With an accommodation in the old town, the Travelcard will not be worth it. If you should actually get on a bus, you can also buy the normal ticket.

Hop on hop off bus in Seville

The hop-on hop-off bus in Seville will take you to some of the city’s landmarks, but the buses don’t go through the historic center, just around the perimeter.

There is simply no room for buses in the streets of Seville. We think the hop on hop off bus is only useful if you are staying longer in Seville or if you have accommodation in Triana as you can easily take it across the river to the old town.

Note: A hop-on hop-off tour in Seville is definitely not worth it over Easter! At this time, Easter processions take place everywhere, which is why the routes of the buses are massively shortened.

Arrival to Seville

By plane

There are direct flights to Seville from various German cities, including Lufthansa, Ryanair and Easyjet.

Our tip: If you are planning a round trip through Andalusia , it is better to look for flights to Malaga . There is a larger offer and the prices are usually lower.

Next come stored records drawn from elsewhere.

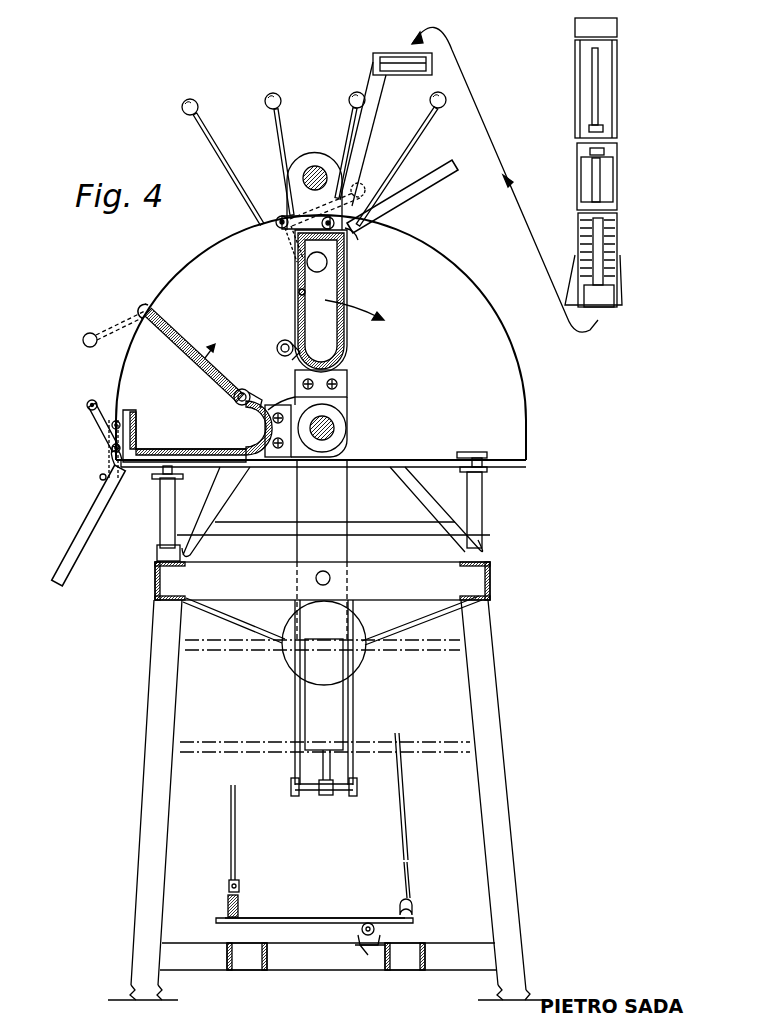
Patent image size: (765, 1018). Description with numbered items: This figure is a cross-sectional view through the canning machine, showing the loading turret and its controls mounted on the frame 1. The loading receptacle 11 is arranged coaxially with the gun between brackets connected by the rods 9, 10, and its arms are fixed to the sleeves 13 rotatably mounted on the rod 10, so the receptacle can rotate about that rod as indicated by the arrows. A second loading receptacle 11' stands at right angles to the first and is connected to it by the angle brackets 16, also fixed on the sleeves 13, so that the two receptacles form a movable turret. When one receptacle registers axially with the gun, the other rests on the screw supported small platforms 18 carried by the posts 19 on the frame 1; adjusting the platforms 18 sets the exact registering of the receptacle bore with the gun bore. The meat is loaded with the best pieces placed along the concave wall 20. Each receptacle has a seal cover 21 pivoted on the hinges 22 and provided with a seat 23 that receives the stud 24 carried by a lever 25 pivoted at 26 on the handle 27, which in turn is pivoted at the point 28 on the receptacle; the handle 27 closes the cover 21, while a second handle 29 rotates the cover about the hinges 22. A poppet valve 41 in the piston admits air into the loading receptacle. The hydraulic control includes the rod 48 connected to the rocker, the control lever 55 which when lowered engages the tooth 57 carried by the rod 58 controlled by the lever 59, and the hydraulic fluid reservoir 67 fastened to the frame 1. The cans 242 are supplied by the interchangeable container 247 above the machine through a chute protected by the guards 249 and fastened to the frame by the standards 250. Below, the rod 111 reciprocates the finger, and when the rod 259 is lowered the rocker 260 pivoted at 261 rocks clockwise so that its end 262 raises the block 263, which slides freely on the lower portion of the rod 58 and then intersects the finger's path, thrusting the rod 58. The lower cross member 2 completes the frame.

The frame 1 is at (155, 580).
The lower cross member 2 is at (453, 943).
The rod 9 is at (303, 178).
The rod 10 is at (332, 434).
The loading receptacle 11 is at (340, 301).
The second loading receptacle 11' is at (137, 484).
The sleeves 13 is at (347, 428).
The angle brackets 16 is at (349, 397).
The small platforms 18 is at (182, 466).
The posts 19 is at (160, 526).
The concave wall 20 is at (342, 352).
The seal cover 21 is at (297, 298).
The hinges 22 is at (246, 390).
The seat 23 is at (280, 216).
The stud 24 is at (279, 227).
The lever 25 is at (327, 216).
The pivot 26 is at (352, 236).
The handle 27 is at (441, 168).
The pivot point 28 is at (120, 420).
The second handle 29 is at (359, 189).
The poppet valve 41 is at (310, 266).
The rod 48 is at (265, 485).
The control lever 55 is at (222, 149).
The tooth 57 is at (340, 703).
The rod 58 is at (236, 827).
The lever 59 is at (270, 94).
The reservoir 67 is at (354, 631).
The rod 111 is at (229, 885).
The cans 242 is at (608, 300).
The interchangeable container 247 is at (575, 33).
The guards 249 is at (578, 206).
The standards 250 is at (373, 100).
The rod 259 is at (408, 800).
The rocker 260 is at (350, 917).
The pivot 261 is at (361, 932).
The end of rocker 262 is at (217, 921).
The block 263 is at (240, 906).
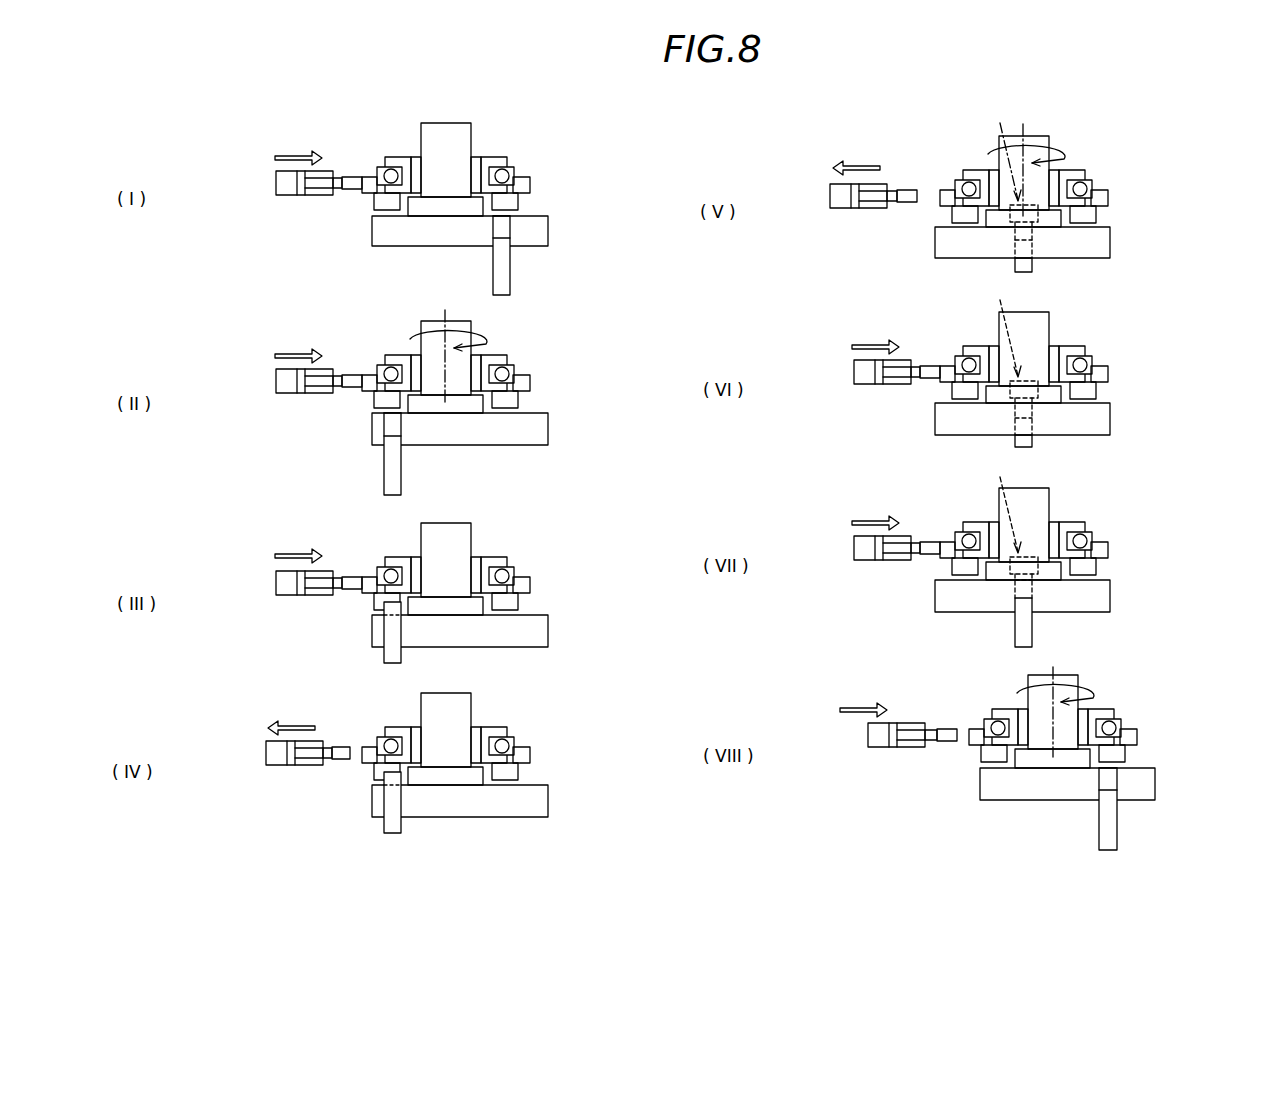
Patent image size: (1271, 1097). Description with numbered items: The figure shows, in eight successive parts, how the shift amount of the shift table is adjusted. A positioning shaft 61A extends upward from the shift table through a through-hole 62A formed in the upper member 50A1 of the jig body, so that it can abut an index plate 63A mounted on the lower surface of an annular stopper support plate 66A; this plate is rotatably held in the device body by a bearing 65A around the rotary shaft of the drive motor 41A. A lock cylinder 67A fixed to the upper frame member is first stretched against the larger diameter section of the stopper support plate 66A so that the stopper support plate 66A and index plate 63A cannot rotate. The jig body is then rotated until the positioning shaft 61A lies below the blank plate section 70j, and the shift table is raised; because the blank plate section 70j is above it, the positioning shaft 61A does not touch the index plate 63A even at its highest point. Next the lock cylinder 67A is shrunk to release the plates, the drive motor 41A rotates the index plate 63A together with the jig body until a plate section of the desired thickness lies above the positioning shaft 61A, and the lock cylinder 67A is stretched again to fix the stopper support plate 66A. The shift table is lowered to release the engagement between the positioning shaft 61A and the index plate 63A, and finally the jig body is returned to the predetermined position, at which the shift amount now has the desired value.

We always use Skyscanner ‘s price comparison to find the best connections and prices .

By train

From Malaga you can take the express train to Seville in just under two hours. A ticket for this route costs 47 euros.

With the regional train you need almost three and a half hours for the same route, but a ticket only costs 25 euros. So if you have time, you can save some here.

Of course you don’t only come from Malaga to Seville, but also from many other cities in Spain. Even from Madrid you can take the fast train directly to Seville in under three hours.

You can get tickets either on the Spanish or English language website of the Renfe, or on the German language website of the French Oui.sncf.

By bus

You can also get to Seville by bus. Alsa offers the largest Spanish bus network. Conveniently, the Alsa website is even available in German, so you can conveniently book your tickets online.

It takes about three hours to get from Malaga to Seville by bus. Tickets are available from 19 euros. Because this is only a very small saving compared to the regional train, we would recommend that you take the train. It’s much more comfortable than the bus.